Gerry Dulac: Steelers are sending three-headed monster after QBs this season

By Gerry Dulac

The Steelers believed they had the best outside linebacker tandem in the NFL the past two seasons with T.J. Watt and Bud Dupree. Now they think they might have the best trio of outside edge rushers in the league.

And that's because of the addition of Melvin Ingram.

That was especially evident in Sunday's 23-16 road victory against the Buffalo Bills when Watt, Ingram and Alex Highsmith repeatedly rotated without any drop-off in performance.

Watt, of course, was his usual disruptive self, despite playing for the first time since the end of last season. But Ingram looked like the player who was a three-time Pro Bowl selection with the Los Angeles Chargers. And Highsmith continued to do what he did in the preseason — show he is a player on the rise in just his second season.

"The three-man rotation we have with Alex and Melvin is something that's going to really be special," Watt said.

Three days after signing the largest contract ever given a Steelers player, Watt looked as though he was worth every penny against the Bills, playing 69 of the 85 defensive snaps (81%). He had two sacks, five quarterback hurries, drew three holding penalties and forced a fumble.
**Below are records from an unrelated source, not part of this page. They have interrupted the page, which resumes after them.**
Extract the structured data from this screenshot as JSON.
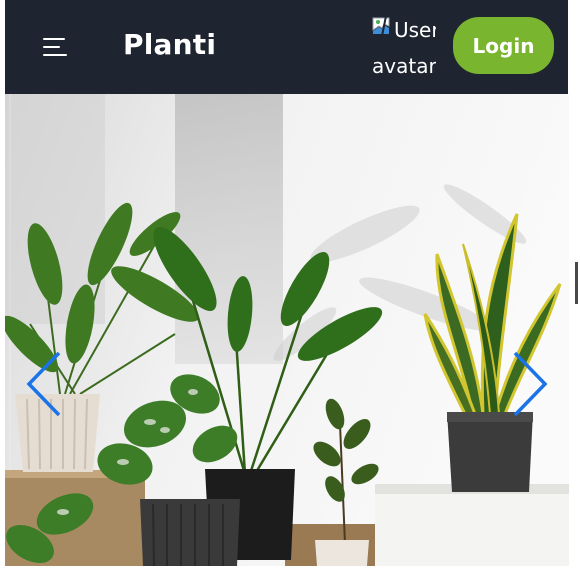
{
  "navbar": {
    "brand": "Planti",
    "avatar_alt_line1": "User",
    "avatar_alt_line2": "avatar",
    "login_label": "Login",
    "background": "#1e2430",
    "login_color": "#7ab52f"
  },
  "hero": {
    "image": "Potted house plants against a white wall",
    "prev_icon": "chevron-left-icon",
    "next_icon": "chevron-right-icon",
    "arrow_color": "#1a73e8"
  }
}
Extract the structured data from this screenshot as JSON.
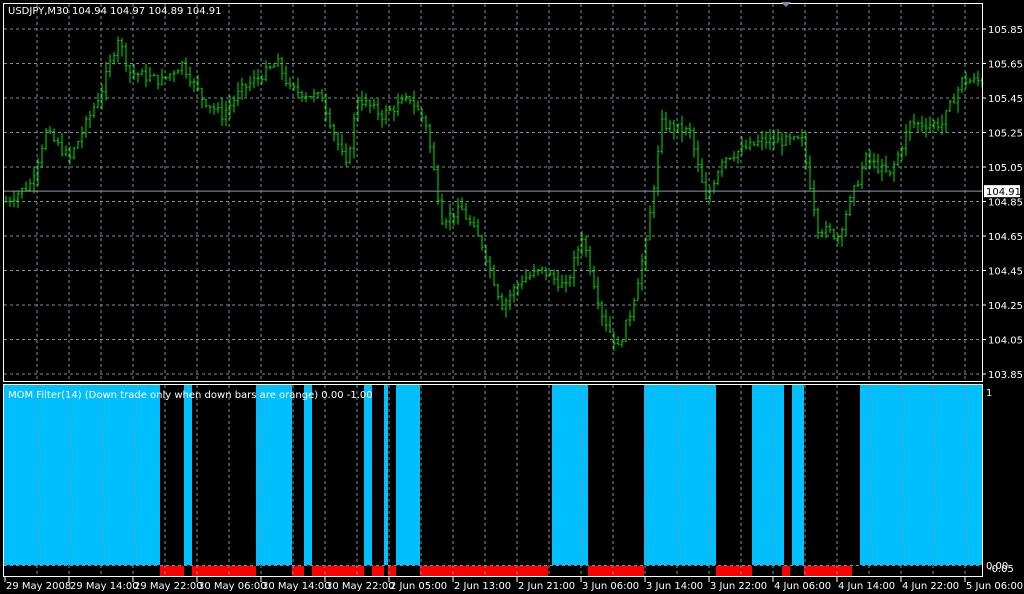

Ingram didn't have the same gaudy statistics — he had three quarterback pressures, one tackle for loss and deflected a pass at the line of scrimmage — but he spent a lot of his 54 snaps time going after Bills quarterback Josh Allen from both sides of the line of scrimmage.

"We had something like that last year with Bud, Alex and T.J.," defensive end Cam Heyward said. "To replicate that with a guy like Melvin Ingram, we're pretty lucky. We don't take that for granted."

Ingram's sack production declined the past three seasons with the Chargers, mostly because of knee injuries. The Steelers are hoping that limiting his snaps will allow him to be more like the player he was from 2015-2017, when he had 29 sacks, even at age 32.

But he showed against the Bills that rotating him with Watt and Highsmith could give the Steelers the best trio of outside edge rushers in the league. Highsmith played 46 snaps against the Bills.

"We're a very unselfish group and that's why I'm looking forward to playing with both of them," Watt said.

'Full 60 minutes'

When the Steelers had no plans to bring back slot cornerback Mike Hilton after the 2020 season, they re-signed Cam Sutton to a two-year, $9 million contract.

A week after they signed Sutton, the Steelers released starting cornerback Steven Nelson because of salary-cap reasons and made Sutton the starter opposite veteran Joe Haden.

All Sutton did was never come off the field and perform both roles impressively against the Bills.

He had two tackles behind the line of scrimmage — something at which Hilton excelled — and he had two passes defensed in coverage. His biggest play was snuffing out a lateral pass to running back Matt Breida on 4th-and-1 in the fourth quarter, leading to the Steelers' go-ahead touchdown.

"We did a good job on our end of communicating, lining up, getting after everybody on their side of the ball," Sutton said. "We just played a full 60 minutes. I'm just really proud of our guys all around, all three levels. Young guys and old. We've got a lot of veteran guys, we've got a lot of young guys who played today and got some reps. I was really excited to see those guys going out there competing and for us to come out with the win — a big win."

Tale of two halves

Lost in the apathy of the performance of the offense in the first half was the ability to bounce back and score on all four possessions in the second half.

The Steelers had 13 of their 16 first downs, 187 of their 252 total yards and all 23 points after halftime. Rookie Pressley Harvin III, who punted five times in the first half (and not very impressively), did not have to punt in the second half.

"I think guys just settling in," said quarterback Ben Roethlisberger, explaining the difference. "We had a lot of first-timers out there. And that's a hostile place. Those fans are awesome. They were loud. It was very, very loud. Pat [Freiermuth] grabbed me afterwards like, 'Holy cow, it's loud out there.' I said, 'Yeah, welcome to the NFL.'

"I hate to use a Coach Tomlin-ism, but they didn't blink. They stood up in the face of not playing well early. We didn't make the big mistake, either. That was huge. We didn't make a big mistake early. We didn't do what we wanted to do, but we didn't turn the ball over. We didn't do anything catastrophic."